Monday, Dec. 04, 1944
See the World. In Oshkosh, Wis., Lloyd Connick, veteran of three campaigns, holder of the Bronze Star, the Purple Heart, and an honorable discharge from the Army, turned 17, joined the Navy.
The Squeeze. In Boston, Charles Polley bought three auctioned corsets, all different sizes, for $4.75, hoping they would fit either his wife, mother, mother-in-law, or sister.
Fired. In Detroit, a watchman managed to get himself discharged--after his boss refused to fire him, the War Manpower Commission to release him--by setting fire to the warehouse he watched.
Double Feature. In Mexico City, cinema house employes, beset by union troubles, enraged audiences by running pictures without sound, sound without pictures.

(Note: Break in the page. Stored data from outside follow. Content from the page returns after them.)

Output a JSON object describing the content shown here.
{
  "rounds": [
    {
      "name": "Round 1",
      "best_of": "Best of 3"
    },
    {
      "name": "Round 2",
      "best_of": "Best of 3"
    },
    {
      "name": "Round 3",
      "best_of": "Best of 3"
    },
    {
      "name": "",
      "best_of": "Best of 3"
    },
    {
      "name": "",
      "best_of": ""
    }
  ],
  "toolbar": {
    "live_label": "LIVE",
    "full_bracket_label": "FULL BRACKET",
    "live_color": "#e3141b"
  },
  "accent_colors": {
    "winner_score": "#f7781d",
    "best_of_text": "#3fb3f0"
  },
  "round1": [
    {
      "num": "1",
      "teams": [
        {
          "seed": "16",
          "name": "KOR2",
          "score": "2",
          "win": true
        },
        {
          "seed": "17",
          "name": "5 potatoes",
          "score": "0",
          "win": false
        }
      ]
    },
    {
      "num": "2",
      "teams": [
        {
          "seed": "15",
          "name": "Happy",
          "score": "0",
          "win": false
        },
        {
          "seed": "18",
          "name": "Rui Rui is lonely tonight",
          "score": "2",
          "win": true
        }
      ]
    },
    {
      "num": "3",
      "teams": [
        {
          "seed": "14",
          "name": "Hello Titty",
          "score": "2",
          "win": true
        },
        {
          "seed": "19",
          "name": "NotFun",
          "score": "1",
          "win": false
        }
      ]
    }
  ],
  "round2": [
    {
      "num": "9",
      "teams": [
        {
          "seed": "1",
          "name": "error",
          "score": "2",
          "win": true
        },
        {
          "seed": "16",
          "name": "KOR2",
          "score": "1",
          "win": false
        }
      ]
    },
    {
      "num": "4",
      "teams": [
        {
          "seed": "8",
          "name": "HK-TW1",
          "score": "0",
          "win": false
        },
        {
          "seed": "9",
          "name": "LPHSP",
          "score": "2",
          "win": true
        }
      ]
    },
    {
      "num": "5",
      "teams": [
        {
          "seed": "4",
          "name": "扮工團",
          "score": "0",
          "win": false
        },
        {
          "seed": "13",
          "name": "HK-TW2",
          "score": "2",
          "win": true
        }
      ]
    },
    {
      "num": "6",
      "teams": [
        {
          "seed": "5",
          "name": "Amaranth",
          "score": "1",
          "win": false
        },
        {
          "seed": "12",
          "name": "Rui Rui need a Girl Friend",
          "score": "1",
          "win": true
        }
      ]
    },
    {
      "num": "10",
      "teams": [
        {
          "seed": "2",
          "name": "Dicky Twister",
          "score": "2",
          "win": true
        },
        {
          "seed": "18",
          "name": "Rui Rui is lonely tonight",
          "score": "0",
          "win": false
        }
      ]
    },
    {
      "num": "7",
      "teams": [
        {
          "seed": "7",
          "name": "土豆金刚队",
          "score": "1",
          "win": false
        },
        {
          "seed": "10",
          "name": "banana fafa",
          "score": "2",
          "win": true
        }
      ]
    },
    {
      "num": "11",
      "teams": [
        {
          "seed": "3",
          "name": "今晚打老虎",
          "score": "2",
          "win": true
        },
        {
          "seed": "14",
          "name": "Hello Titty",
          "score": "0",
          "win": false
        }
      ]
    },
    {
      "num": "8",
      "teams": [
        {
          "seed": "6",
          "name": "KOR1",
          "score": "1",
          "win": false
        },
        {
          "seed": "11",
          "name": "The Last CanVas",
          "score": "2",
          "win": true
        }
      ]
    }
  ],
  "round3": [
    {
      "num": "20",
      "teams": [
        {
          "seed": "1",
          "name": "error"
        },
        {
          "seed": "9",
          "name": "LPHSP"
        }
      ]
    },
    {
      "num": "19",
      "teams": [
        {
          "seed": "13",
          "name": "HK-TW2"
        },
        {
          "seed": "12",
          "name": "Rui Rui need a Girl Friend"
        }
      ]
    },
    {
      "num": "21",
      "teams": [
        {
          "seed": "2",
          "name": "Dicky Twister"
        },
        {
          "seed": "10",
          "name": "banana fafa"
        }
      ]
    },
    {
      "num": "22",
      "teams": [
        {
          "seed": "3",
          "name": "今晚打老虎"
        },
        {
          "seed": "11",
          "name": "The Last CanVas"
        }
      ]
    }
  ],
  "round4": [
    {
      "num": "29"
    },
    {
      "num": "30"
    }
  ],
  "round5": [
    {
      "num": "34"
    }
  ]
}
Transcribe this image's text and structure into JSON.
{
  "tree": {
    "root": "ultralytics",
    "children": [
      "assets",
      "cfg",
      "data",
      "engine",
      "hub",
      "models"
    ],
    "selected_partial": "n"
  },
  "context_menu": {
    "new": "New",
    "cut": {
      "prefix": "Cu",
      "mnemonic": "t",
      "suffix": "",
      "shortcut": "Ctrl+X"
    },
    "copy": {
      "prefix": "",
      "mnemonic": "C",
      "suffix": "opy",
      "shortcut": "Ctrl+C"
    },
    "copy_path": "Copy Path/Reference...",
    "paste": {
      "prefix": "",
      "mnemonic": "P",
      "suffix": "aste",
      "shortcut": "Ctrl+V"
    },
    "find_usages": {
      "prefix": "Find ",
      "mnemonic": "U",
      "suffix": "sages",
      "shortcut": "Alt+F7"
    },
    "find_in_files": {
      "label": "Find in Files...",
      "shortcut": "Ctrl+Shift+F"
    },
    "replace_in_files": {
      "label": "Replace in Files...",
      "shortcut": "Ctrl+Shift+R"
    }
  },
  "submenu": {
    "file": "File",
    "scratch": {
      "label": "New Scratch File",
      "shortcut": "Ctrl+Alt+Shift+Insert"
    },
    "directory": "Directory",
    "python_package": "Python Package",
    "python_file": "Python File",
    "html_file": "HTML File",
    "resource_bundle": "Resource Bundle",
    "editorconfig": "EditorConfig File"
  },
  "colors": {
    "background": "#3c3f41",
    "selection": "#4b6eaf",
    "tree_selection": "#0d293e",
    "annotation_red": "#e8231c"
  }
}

Street Scene. In Kansas City, a labor picket, tiring of his eight months' fruitless vigil, knocked off for some deep-sea fishing off California, was treated to a farewell party by friends he had acquired on the job.
Grown Up. In Chicago, Druggist George Haering, 82, bopped a burglar with a bottle, roped him, told admiring police: "I'm getting too old to be afraid of anybody."
Sartorially Yours. In St. Petersburg, Fla., Charles Granderson lost his entire wardrobe to a burglar, moved to new quarters vacated by a tenant convicted of watch-snatching, found his own clothes hanging in the closet.
On the Spot. In Detroit, Mrs. Minnie Jordan stopped her car in the middle of a jammed downtown street, changed her baby's diapers, got a suspended traffic court sentence because "it was an emergency."
Eureka! In Yreka, Calif., Mrs. Dorothy Hill, troutless after casting her entire collection of flies, plucked a pretty red hair from her companion's head, landed two beauties.
Missourian. In Kansas City, a traveler stepped off a cross-country bus, asked the way to Woodward Avenue, indignantly insisting he was in Detroit. Replied the path-guider: "Well, I'm in Kansas City."
Those Irish. In Manhattan, the Smiling Irishman, a German-American used-car dealer, lost a legal battle over trade-name violation to the Laughing Irishman, an Italian-American used-car dealer, launched a fresh complaint against an Irish-American used-car dealer, the Happy Irishman.